Improve the OOP ABI
Siarhei Siamashka
siarhei.siamashka at gmail.com
Wed Jan 24 02:19:43 UTC 2024
On Wednesday, 24 January 2024 at 01:18:18 UTC, deadalnix wrote:
> On Tuesday, 23 January 2024 at 22:15:11 UTC, Siarhei Siamashka
> wrote:
>> On Tuesday, 23 January 2024 at 21:37:42 UTC, Walter Bright
>> wrote:
>>> On 1/23/2024 3:49 AM, Andrea Fontana wrote:
>>>> So probably you like xxhash128
>>>>
>>>> https://xxhash.com/
>>>
>>> Thanks! I do, it has a 64 bit version, does anyone know what
>>> the collision rate is?
>>
>> If you really need a 64-bit version, then you can simply take
>> the first 64 bits of MD5. Assuming no defects in a 64-bit hash
>> implementation, the collision probability is `1.0 / 2^^64` for
>> a pair of hashed strings. And it becomes a
>> https://en.wikipedia.org/wiki/Birthday_problem if the number
>> of hashed strings is larger. There's no magic algorithmic
>> sauce that can make a small hash collision resistant.
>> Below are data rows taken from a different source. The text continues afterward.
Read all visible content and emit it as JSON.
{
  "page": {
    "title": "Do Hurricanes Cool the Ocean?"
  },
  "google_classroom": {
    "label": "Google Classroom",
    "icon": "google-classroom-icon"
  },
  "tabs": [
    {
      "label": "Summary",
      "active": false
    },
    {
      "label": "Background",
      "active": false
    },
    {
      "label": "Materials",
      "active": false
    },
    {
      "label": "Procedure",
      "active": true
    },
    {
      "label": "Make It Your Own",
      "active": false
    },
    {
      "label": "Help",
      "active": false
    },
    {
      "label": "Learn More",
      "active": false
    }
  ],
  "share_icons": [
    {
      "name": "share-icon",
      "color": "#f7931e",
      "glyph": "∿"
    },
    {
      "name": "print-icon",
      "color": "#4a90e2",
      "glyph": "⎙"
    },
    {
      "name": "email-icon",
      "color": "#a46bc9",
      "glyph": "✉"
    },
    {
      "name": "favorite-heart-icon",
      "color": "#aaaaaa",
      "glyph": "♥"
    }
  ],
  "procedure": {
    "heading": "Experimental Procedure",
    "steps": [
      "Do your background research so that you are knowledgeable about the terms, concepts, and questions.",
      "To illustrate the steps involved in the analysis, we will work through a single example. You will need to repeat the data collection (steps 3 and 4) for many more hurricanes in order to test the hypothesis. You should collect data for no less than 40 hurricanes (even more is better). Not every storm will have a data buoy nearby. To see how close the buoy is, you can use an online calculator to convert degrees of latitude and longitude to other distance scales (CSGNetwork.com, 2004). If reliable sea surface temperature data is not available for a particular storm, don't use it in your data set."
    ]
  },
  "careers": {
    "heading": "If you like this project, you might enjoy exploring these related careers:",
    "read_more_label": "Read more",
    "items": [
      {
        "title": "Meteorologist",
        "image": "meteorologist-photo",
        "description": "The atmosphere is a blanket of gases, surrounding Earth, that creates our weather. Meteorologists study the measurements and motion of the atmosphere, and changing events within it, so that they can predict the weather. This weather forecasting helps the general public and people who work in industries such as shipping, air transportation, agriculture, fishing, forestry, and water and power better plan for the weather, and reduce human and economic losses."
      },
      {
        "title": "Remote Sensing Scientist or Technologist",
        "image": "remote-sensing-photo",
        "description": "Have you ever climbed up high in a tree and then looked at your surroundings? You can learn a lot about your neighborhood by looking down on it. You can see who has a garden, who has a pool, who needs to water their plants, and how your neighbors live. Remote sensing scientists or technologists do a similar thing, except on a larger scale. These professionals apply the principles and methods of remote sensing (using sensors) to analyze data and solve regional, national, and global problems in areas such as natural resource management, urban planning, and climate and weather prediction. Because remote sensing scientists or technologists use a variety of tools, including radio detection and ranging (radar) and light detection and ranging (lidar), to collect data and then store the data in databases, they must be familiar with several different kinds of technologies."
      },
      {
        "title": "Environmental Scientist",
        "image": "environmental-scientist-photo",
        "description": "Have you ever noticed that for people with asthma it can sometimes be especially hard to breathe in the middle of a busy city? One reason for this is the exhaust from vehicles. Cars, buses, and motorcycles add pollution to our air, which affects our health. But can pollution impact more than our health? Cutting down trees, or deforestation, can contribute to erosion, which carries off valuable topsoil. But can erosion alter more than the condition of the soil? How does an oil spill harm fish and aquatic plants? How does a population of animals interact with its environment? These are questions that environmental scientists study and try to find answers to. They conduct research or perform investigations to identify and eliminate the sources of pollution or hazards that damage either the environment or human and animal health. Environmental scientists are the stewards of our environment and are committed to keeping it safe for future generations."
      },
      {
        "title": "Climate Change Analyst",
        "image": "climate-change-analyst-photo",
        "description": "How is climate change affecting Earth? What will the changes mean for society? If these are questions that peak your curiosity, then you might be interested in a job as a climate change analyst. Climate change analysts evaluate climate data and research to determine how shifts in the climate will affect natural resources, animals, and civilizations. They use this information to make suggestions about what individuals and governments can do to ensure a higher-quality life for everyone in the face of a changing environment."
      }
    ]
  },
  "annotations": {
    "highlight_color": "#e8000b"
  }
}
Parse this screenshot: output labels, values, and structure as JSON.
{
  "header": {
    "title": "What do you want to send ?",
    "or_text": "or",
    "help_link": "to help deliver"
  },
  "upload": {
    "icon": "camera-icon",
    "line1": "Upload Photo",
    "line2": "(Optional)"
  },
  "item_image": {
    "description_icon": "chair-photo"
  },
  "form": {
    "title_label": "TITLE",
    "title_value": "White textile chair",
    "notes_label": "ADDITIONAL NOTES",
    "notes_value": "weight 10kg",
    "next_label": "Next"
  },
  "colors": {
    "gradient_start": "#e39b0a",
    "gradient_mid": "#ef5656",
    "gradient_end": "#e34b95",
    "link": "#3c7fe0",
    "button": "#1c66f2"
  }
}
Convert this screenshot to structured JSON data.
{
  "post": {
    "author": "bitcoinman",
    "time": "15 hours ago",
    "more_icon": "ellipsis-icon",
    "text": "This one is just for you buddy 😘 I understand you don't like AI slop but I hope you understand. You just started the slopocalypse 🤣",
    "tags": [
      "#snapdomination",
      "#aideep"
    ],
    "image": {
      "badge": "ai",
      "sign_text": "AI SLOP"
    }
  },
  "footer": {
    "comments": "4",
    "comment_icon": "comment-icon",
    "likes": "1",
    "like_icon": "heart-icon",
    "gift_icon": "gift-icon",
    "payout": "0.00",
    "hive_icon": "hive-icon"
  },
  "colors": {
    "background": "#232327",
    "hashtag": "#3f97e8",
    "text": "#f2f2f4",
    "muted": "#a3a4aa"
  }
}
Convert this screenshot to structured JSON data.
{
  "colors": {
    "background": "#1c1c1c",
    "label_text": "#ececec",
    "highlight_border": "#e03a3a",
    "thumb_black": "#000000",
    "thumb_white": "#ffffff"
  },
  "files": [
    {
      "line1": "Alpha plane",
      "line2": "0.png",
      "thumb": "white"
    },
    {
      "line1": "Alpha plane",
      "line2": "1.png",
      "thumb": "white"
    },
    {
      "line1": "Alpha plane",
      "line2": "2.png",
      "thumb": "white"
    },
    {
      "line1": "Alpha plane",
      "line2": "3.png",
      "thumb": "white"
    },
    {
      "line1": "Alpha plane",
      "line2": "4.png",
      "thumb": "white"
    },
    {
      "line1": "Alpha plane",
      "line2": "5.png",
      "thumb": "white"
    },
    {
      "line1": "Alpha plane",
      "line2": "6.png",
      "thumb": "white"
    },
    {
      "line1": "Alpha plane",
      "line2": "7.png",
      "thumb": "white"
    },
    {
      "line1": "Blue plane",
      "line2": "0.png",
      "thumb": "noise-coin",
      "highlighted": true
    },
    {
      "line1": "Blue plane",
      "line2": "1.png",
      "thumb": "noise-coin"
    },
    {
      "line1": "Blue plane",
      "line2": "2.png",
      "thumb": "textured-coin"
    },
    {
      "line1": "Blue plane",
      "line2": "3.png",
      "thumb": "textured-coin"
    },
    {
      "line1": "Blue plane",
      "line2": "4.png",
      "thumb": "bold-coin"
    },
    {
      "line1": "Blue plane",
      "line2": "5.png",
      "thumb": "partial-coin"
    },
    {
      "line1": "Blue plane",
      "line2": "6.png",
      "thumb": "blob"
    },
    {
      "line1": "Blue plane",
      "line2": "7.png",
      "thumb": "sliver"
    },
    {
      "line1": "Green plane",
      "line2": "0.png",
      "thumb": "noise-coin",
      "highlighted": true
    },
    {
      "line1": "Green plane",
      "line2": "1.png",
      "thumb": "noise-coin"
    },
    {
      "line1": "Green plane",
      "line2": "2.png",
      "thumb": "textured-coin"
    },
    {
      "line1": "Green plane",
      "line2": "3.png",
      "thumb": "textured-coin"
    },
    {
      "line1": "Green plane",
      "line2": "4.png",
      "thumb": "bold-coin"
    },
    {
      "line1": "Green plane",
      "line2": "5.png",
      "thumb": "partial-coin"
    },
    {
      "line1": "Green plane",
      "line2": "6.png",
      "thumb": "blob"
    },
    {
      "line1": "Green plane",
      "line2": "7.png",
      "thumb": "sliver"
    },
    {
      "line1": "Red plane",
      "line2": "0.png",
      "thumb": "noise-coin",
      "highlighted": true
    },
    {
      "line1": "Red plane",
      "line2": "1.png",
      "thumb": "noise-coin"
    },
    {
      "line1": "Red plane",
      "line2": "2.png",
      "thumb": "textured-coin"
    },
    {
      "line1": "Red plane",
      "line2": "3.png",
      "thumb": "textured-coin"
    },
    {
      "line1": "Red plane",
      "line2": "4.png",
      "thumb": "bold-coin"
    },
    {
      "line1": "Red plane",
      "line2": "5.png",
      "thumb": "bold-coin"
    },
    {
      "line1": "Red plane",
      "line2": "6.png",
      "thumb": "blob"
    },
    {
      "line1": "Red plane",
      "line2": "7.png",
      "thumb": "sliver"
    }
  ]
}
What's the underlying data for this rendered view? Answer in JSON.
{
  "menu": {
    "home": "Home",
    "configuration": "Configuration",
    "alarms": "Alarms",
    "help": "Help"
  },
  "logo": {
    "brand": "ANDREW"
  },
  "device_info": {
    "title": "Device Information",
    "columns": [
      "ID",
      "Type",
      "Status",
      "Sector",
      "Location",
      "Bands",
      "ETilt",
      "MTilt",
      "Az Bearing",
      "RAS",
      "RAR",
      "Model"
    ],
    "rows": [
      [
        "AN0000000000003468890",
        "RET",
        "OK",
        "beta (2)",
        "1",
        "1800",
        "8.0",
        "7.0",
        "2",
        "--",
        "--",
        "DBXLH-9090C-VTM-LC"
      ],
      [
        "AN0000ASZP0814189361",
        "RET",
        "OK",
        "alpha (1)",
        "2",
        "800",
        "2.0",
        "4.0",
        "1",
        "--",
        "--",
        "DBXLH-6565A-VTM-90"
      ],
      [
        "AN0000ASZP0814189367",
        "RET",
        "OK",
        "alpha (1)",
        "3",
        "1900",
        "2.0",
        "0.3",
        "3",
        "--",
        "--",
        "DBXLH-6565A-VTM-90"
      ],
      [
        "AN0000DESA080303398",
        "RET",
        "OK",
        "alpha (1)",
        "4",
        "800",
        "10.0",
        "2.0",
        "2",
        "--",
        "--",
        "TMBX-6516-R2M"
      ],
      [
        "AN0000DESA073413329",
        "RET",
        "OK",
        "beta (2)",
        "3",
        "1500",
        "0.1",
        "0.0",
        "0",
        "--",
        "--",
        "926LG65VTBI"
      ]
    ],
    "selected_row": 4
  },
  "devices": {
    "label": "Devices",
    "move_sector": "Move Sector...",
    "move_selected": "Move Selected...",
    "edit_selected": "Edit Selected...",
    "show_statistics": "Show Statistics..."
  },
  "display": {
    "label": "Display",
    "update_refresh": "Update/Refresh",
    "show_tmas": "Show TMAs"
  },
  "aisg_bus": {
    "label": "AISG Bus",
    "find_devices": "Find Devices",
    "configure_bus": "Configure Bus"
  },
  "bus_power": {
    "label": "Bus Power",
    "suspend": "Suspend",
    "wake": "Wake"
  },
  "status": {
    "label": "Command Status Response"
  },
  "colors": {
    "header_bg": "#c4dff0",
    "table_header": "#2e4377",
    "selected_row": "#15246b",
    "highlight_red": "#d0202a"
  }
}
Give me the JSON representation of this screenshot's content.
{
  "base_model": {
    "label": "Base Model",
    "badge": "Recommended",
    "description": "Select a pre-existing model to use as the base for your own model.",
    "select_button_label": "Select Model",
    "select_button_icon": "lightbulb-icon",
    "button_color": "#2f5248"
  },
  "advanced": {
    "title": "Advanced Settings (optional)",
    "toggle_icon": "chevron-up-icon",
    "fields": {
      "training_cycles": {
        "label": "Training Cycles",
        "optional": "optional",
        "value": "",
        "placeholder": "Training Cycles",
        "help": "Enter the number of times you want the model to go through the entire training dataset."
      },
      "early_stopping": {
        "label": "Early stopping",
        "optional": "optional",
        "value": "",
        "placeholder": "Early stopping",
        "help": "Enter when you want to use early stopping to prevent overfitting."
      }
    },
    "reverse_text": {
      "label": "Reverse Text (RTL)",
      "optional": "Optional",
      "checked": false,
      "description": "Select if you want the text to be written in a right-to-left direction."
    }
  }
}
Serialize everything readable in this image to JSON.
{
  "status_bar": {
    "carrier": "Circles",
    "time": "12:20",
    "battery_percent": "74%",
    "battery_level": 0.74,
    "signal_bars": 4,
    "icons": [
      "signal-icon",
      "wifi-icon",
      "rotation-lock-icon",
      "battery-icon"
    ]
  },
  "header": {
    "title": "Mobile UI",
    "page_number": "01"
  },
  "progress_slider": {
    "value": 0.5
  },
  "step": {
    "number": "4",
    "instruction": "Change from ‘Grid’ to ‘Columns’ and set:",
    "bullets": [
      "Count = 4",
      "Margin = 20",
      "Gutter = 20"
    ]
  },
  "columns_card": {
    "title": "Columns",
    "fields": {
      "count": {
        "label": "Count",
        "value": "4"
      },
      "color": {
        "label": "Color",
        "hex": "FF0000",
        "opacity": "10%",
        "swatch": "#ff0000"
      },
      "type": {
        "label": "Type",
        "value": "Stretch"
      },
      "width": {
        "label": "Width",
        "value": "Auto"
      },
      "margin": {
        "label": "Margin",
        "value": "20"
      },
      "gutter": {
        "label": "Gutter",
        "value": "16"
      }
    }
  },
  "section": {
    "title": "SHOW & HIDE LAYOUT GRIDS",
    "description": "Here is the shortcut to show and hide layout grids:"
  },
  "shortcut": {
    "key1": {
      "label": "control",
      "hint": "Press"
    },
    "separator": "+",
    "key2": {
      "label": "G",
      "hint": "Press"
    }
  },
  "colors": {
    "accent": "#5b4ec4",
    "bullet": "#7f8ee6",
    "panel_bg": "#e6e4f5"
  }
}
A quote
>> from the Wikipedia article:
>>
>
> While it is not possible to do better than this, it is
> certainly possible - and in fact way easier than you'd expect -
> to do worse.
Go ahead and show me truncated output of any hash, designed to be
cryptographically secure, behaving badly. I know that xxhash,
ahash, fnv or any other non-secure hashes are prone to have
collision issues, as they are primarily optimized for speed while
being borderline acceptable from the collision standpoint.